Пресекая очевидное намерение зеваки обсудить с ним достоинства новой автомобильной марки, Иван Сергеевич включил скорость, дал газ и поехал дальше. В зеркальце он видел обиженно-разочарованную рожу парня.

Если он сейчас не обнаружит искомое, то сделает быстрый круг и часочка на два оставит Коптево. И так уже в глазах прохожих цыган мелькало недоброе любопытство.

Они, видать, с недоверием относятся к проникновению чужаков в их мир. Он ничего не боялся, никто не мог причинить ему вреда, но при его службе недопустимы даже малые осложнения и шероховатости.

Плохо и бедно одетые дети играли в классы. Он как-то не обращал поначалу внимания на их одежду. Цыганские девочки выделялись какой-нибудь яркой тряпицей: косынкой, платком, пестрой юбкой из-под ватника. Он внимательно приглядывался к ним, но не слышал угадывающего толчка в сердце.

Когда, описав круг, он вновь приблизился к бане, то еще издали узнал тех, кого искал. Две цыганские девочки лет четырнадцати, похожие друг на дружку, как только близнецы могут быть похожи, играли в скакалку. Они крутили длинную бельевую веревку, а через нее прыгала белобрысая русская девочка с запасливыми бурундучьими щечками. Она прыгала — руки в боки, с застывшим взглядом, ловко меняя ноги: правая — левая, правая — левая… Все было сказано ему — по делу: три подруги — близнята-цыганочки и русская, и место верно указано — дом с мезонином рядом с банями, только игра оказалась другой.

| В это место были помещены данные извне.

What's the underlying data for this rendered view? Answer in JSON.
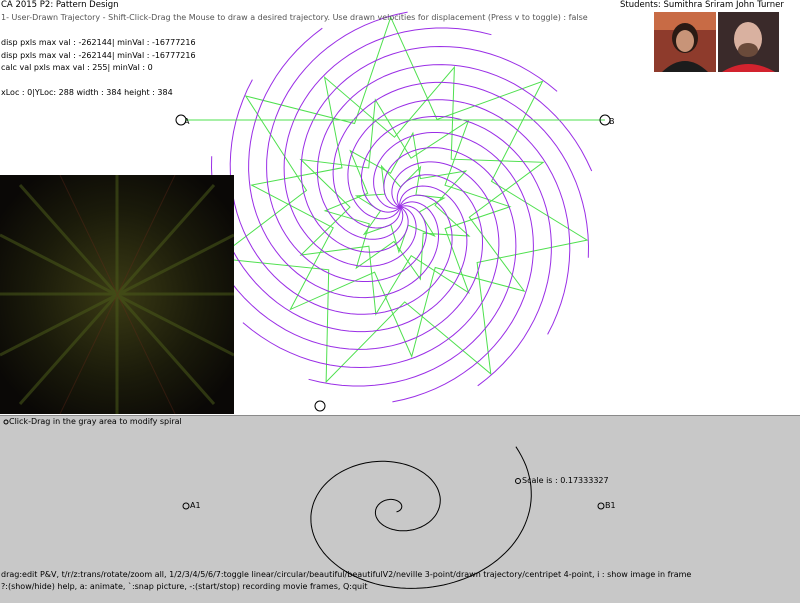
{
  "header": {
    "title": "CA 2015 P2: Pattern Design",
    "students": "Students: Sumithra Sriram John Turner",
    "instruction": "1- User-Drawn Trajectory - Shift-Click-Drag the Mouse to draw a desired trajectory.  Use drawn velocities for displacement (Press v to toggle) :  false"
  },
  "info": {
    "disp_line_1": "disp pxls max val : -262144| minVal : -16777216",
    "disp_line_2": "disp pxls max val : -262144| minVal : -16777216",
    "calc_line": "calc val pxls max val : 255| minVal : 0",
    "loc_line": "xLoc : 0|YLoc: 288 width : 384 height : 384"
  },
  "trajectory": {
    "point_a_label": "A",
    "point_b_label": "B"
  },
  "panel": {
    "tip": "Click-Drag in the gray area to modify spiral",
    "scale_text": "Scale is : 0.17333327",
    "label_a1": "A1",
    "label_b1": "B1"
  },
  "help": {
    "line_1": "drag:edit P&V, t/r/z:trans/rotate/zoom all, 1/2/3/4/5/6/7:toggle linear/circular/beautiful/beautifulV2/neville 3-point/drawn trajectory/centripet 4-point, i : show image in frame",
    "line_2": "?:(show/hide) help, a: animate, `:snap picture, -:(start/stop) recording movie frames, Q:quit"
  },
  "colors": {
    "spiral": "#9a2ee6",
    "star": "#4fe04f",
    "background": "#ffffff",
    "panel": "#c8c8c8"
  }
}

Иван Сергеевич остановил машину впритык к поребрику, в шаге от играющих. Переместился на правое сиденье и опустил боковое стекло. Девочки были так увлечены, что не заметили его маневров. Он понял: цыганочкам хотелось, чтобы прыгунья ошиблась, запуталась в веревке. Они то крутили с убаюкивающей равномерностью, то вдруг делали несколько бешеных оборотов — веревка успевала трижды за один подскок проскочить под ногами прыгуньи, затем как-то устало обмякали, веревка чуть не выскальзывала из ослабевших рук, и снова — взрыв. Но белобрысая девочка с застывшим взором была начеку и всякий раз угадывала смену ритма. Она прыгала, как тугой резиновый мячик и так же безустанно.

Иван Сергеевич молча смотрел на играющих, боясь спугнуть их неосторожным словом. И высмотрел, что требовалось. Через несколько минут сестры-цыганочки перестали крутить веревку и подошли к машине. Белобрысая девочка с надутым видом поплелась было за ними, но вдруг раздумала и заскакала прочь, сильно охлестывая тротуар свернутой веревкой. Тем лучше, не придется ее отшивать.

— Чего смотришь? — гортанным голосом спросила одна из сестер.

Иван Сергеевич догадался, что она старшая. Ведь близнецы не рождаются парой, всегда один выскакивает чуть раньше другого, на секунды, на минуты, а бывает — на часы. И тот, кто появился хоть на миг раньше, неизменно оказывается ведущим в паре. Иван Сергеевич понял, что должен ориентироваться на эту девочку.

— Тебя как зовут?

— Аза, а ее Зара, — ответила та ломаясь. Она прижималась острым подбородочком к плечу, крутила бедрами, вскидывала голову и рукой отбрасывала черные, перевитые красными ленточками косы.

— Ага, я Зара, — подтвердила сестра.

— Держите, Аза и Зара. — Иван Сергеевич достал из перчаточницы две конфеты «Грильяж» и протянул сестрам.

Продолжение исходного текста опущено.